- League: OK Liga
- Sport: Roller hockey
- League champions: Barcelona Sorli Discau
- Runners-up: Coinasa Liceo
- Relegated to Primera División: Cerceda Grup Castillo Lleida Astra Pool Maçanet Caixa Penedès Vilafranca

OK Liga seasons
- ← 2008–092010–11 →

= 2009–10 OK Liga =

The 2009–10 OK Liga was the 41st season of the top-tier league of rink hockey in Spain.
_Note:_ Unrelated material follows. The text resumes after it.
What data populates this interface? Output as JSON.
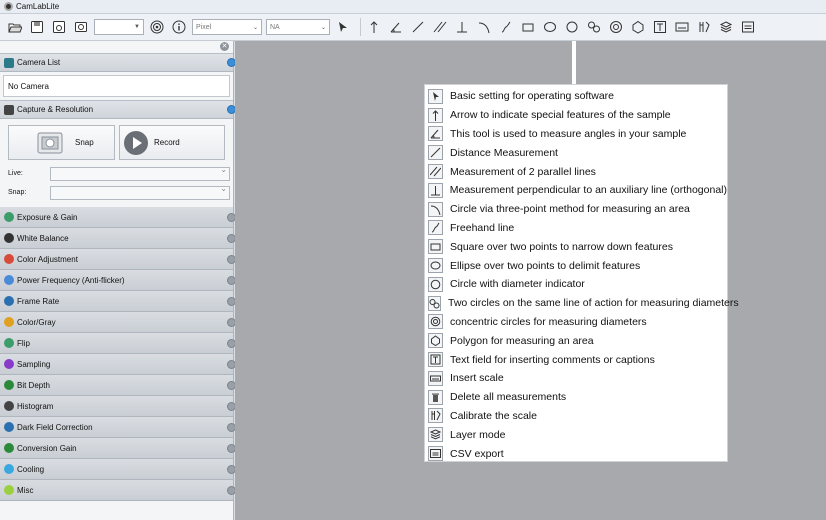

Barcelona Sorli Discau finished the league as champion.

==Competition format==
Sixteen teams joined the league.

For this season, the playoffs were abolished and four teams would be relegated to Primera División with the aim of reducing the league to only 14 teams.
==League table==

| Pos | Team | Pld | W | D | L | GF | GA | GD | Pts | Qualification or relegation |
| 1 | Barcelona Sorli Discau | 30 | 25 | 1 | 4 | 146 | 63 | +83 | 76 | Qualification to European League |
| 2 | Coinasa Liceo | 30 | 23 | 3 | 4 | 159 | 79 | +80 | 72 |
| 3 | Roncato Vic | 30 | 22 | 4 | 4 | 123 | 77 | +46 | 70 |
| 4 | Tecnol Reus Deportiu | 30 | 16 | 5 | 9 | 133 | 99 | +34 | 53 |
| 5 | Grup Lloret | 30 | 16 | 4 | 10 | 101 | 87 | +14 | 52 | Qualification to CERS Cup |
| 6 | Vilanova L'Ull Blau | 30 | 15 | 7 | 8 | 122 | 112 | +10 | 52 |
| 7 | Noia Freixenet | 30 | 13 | 4 | 13 | 105 | 107 | −2 | 43 | Qualification to European League |
| 8 | Cemento Teide Tenerife | 30 | 12 | 5 | 13 | 102 | 99 | +3 | 41 | Qualification to CERS Cup |
| 9 | Sather Blanes | 30 | 11 | 5 | 14 | 107 | 108 | −1 | 38 | Qualification to European League |
| 10 | Proinosa Igualada | 30 | 9 | 7 | 14 | 104 | 117 | −13 | 34 |
| 11 | Enrile PAS Alcoy | 30 | 9 | 5 | 16 | 113 | 143 | −30 | 32 | Qualification to CERS Cup |
| 12 | GEiEG Sidorme Hotels | 30 | 10 | 2 | 18 | 99 | 112 | −13 | 32 |
| 13 | Cerceda | 30 | 9 | 4 | 17 | 94 | 133 | −39 | 31 | Relegation to Primera División |
| 14 | Grup Castillo Lleida | 30 | 9 | 3 | 18 | 98 | 138 | −40 | 30 |
| 15 | Astra Pool Maçanet | 30 | 5 | 3 | 22 | 80 | 148 | −68 | 18 |
| 16 | Caixa Penedès Vilafranca | 30 | 3 | 4 | 23 | 75 | 139 | −64 | 13 |

==Copa del Rey==

The 2010 Copa del Rey was the 67th edition of the Spanish men's roller hockey cup. It was played in Lloret de Mar between the eight first qualified teams after the first half of the season.

Roncato Vic defended successfully its title and won its 3rd cup.